Saturday, May 13, 2006


I'm always astonished at how often childhood memories will suddenly and strikingly flash in front of my eyes, out of my psyche and into my present.

Just yesterday I was walking along, bopping along, thinking of nothing at all, and then I remembered buying a chocolate-mint fudgesicle from the Becker's convenience store on Lake Street in St.Catharines when I was six, seven years old, and before I left the store I flipped through the pages of a Mad magazine that was eyeing me from the rack, and inside was a parody of Star Trek: The Motion Picture, and the memory was so vivid and clear, potent and improbable, refreshing and intense, that it seemed like not time had passed at all since that moment, long ago, and this moment, here and now. Icould taste the mint and the chocolate. I could see the interior of the store. Icould laugh, again, decades later, at Mort Drucker's renditions of Kirk and Spock and Bones. I could feel, wistfully so, the sunshine of my childhood, so commonplace then, so out-of-reach now. I was seven years old and thirty years old, at one and the same time.

Why did I think that thought at this time?

Who knows.

And then I wondered:

What would happen if all of our memories, and I do mean all, collectively, simultaneously rose to the surface of our psyches at one and the same time? I mean, what if I could see yours and you could see mine? What if we weren't limited to our own brains and minds and hearts and hopes? Could our consciousness even begin to withstand that onslaught of nostalgia and horror and half-remembered hopes?

And then, to further this unlikely scenario even more, what would happen if my memories overlapped with your memories? And not only you, but the guy next door, the old guy, the one who gurgles Scope Wintergreen mouthwash all day long? If I could see what he felt, know what he remembered, if I could view his memories like a Flicker slideshow, would it make me more empathetic to him, the world, ourselves, or less? My memories are always bittersweet and tinged with my own, emotional gloss; they take me back and force me down. But what if you felt mine, and I felt yours, and not only felt them, but understood them? What if the world was nothing more than one communal orgy of memory? Could we all handle it? Could the present withstand it? Would we become lost and abandoned in the senselessness of our past and our present? The memories happened then; they are returning now.

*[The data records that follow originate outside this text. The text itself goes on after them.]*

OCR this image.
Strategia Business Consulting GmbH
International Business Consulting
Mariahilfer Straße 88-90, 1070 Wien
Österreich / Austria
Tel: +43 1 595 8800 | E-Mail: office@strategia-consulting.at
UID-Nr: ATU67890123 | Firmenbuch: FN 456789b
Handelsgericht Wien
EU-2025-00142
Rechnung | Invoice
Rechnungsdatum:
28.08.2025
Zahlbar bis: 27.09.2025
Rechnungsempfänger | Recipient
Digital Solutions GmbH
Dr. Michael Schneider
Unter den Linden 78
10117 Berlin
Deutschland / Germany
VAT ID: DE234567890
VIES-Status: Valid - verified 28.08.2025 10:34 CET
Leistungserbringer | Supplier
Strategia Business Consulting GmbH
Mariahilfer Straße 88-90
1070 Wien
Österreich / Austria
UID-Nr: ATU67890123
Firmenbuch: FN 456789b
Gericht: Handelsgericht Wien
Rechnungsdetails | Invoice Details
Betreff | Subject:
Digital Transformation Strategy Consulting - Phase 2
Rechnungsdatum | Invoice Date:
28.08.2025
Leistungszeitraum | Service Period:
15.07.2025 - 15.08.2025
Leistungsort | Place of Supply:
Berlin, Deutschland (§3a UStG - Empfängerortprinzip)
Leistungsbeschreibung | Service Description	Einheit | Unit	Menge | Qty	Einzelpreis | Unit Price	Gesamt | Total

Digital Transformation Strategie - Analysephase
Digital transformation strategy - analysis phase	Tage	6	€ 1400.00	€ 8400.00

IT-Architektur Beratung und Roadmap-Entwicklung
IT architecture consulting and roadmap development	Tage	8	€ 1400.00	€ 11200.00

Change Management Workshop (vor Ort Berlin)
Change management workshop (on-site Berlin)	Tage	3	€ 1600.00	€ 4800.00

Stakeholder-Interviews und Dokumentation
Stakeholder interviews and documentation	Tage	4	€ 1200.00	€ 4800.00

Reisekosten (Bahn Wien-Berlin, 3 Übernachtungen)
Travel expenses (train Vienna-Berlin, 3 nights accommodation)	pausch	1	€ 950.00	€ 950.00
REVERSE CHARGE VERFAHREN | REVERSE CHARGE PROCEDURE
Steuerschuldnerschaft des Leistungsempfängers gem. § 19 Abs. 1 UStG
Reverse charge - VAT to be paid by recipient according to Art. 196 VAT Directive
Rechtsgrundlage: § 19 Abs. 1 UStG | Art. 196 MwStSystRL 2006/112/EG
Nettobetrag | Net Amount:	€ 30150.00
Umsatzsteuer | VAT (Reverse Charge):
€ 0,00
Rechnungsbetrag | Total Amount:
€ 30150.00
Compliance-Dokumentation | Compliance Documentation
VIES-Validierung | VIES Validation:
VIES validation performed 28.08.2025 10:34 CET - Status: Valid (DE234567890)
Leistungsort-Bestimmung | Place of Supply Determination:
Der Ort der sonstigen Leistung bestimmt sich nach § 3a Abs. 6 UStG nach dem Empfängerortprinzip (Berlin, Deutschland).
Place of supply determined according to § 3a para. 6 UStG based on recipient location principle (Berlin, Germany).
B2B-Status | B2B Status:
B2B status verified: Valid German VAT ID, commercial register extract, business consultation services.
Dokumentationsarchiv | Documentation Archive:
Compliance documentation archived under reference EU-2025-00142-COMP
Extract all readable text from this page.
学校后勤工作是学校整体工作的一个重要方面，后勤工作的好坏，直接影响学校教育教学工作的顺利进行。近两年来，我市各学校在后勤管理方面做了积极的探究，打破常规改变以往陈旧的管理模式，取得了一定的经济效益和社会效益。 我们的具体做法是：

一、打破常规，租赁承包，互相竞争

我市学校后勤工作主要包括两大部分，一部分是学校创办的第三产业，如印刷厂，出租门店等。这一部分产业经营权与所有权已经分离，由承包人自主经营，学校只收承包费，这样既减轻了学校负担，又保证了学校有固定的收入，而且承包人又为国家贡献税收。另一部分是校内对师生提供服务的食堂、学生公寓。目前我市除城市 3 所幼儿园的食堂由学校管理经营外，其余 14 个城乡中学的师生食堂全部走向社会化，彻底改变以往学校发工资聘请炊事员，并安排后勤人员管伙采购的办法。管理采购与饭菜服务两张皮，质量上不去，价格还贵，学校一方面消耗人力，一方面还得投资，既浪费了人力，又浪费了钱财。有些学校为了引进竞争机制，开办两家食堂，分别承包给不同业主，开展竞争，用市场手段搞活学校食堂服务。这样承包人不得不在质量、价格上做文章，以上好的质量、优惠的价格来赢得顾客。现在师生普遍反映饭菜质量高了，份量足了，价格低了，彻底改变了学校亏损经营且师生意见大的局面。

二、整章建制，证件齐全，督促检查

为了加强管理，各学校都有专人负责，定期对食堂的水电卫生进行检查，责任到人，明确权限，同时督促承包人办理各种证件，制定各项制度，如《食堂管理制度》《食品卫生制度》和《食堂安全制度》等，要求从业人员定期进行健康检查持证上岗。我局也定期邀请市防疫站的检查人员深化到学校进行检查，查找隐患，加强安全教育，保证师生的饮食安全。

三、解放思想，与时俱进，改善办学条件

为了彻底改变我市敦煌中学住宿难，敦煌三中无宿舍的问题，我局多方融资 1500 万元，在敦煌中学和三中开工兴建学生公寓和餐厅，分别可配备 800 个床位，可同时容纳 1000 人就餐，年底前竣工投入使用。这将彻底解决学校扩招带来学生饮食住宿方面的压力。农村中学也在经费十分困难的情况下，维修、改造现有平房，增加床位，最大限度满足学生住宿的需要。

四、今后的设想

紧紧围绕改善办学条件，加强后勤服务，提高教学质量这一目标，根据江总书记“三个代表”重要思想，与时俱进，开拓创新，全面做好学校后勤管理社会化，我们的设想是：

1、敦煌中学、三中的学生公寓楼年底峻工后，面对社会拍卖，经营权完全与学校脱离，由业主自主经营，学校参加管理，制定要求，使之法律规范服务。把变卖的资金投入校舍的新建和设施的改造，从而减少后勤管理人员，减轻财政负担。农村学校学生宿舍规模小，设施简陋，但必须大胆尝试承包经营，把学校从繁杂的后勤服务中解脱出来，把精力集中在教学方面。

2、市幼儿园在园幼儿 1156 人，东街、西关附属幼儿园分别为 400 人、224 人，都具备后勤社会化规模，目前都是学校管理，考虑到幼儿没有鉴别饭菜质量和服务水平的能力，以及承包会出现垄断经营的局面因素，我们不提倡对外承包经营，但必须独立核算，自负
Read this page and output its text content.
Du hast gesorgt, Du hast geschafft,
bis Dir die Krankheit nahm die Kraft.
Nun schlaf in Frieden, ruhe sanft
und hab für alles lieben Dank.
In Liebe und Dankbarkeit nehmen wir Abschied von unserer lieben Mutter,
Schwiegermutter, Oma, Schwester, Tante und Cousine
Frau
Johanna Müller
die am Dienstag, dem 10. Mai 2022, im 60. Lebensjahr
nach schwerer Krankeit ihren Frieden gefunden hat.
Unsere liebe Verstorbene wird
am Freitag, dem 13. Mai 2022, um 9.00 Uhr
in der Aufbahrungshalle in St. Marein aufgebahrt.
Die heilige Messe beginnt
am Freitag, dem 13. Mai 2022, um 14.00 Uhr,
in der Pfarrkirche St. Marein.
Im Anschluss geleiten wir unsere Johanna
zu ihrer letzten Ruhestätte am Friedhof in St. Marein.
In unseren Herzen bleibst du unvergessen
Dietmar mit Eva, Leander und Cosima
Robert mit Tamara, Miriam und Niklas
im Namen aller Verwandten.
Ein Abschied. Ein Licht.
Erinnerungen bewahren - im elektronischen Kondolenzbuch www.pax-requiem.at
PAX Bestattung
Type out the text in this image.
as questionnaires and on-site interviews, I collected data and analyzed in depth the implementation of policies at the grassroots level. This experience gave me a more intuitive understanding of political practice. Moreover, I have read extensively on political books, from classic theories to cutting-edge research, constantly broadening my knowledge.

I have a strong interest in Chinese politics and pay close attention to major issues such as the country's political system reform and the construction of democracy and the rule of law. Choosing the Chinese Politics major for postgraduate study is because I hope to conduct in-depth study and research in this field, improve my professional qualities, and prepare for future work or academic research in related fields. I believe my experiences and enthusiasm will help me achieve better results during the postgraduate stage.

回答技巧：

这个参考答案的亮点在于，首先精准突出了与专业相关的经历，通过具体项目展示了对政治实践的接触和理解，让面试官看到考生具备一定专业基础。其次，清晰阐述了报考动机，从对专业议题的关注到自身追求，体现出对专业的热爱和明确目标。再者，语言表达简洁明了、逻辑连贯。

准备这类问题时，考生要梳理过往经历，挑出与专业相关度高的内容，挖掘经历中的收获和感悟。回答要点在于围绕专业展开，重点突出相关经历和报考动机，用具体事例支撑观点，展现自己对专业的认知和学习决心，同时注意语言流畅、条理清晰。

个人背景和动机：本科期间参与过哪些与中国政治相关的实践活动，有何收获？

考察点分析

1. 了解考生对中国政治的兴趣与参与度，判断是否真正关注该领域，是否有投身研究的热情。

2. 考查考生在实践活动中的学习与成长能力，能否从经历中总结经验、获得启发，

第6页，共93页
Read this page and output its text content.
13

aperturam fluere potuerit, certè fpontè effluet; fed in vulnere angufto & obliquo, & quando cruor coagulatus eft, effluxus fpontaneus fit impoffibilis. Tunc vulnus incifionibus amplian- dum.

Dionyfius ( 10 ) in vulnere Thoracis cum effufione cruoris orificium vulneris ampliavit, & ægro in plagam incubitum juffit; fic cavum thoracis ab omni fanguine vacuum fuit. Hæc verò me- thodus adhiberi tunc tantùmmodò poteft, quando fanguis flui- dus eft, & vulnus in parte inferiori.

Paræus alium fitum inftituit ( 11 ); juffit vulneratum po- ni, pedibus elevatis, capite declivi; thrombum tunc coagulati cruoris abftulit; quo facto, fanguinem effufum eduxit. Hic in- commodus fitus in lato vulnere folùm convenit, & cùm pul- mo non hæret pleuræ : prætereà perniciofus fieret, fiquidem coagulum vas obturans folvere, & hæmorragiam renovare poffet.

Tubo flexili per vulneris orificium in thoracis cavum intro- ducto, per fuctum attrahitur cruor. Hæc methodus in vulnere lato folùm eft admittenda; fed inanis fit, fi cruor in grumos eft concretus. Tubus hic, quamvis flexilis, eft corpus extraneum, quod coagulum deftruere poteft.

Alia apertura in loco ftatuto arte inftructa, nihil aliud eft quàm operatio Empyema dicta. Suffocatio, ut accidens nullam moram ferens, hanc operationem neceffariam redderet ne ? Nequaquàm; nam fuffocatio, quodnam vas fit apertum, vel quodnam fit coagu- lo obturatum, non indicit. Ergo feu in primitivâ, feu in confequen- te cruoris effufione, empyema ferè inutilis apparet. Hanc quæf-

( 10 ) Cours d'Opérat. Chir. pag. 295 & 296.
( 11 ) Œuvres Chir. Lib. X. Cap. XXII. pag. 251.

I don't understand it when it happens to me, but together, perhaps together, we could trace the arc of our lives and see where I intersect with You, and where They converge with Us. Memory would no longer be a private shame and a personal glory. It would belong to all of us, united, and braced with such strange, arcane and transcendent knowledge, we might, on some level, be able to understand each other just a little bit more.

Which might be enough.

And now I wonder: If I had not ate the Fudgsicle all those years ago, on that fine spring day, the sunlight dwindling towards dusk, and if I had not flipped through that Mad magazine, so tempting on the rack, would I be writing these words? Would you be reading them? Would it matter? That memory would be gone, and this post would be eradicated, and would I feel their absence somehow? Would I know, on some deep, hidden level, that something had been lost, something that would have connected this man to that boy, this writer to some invisible reader?

Memory is a mystery, and awareness an enigma.

1 comment:

Uncle Lynn said...

This post was destined to be blogged Scott -just as you were destined to eat fudgsicles and be drawn to
Madd mag. It's also nice to share memories as I know from whwnce you came.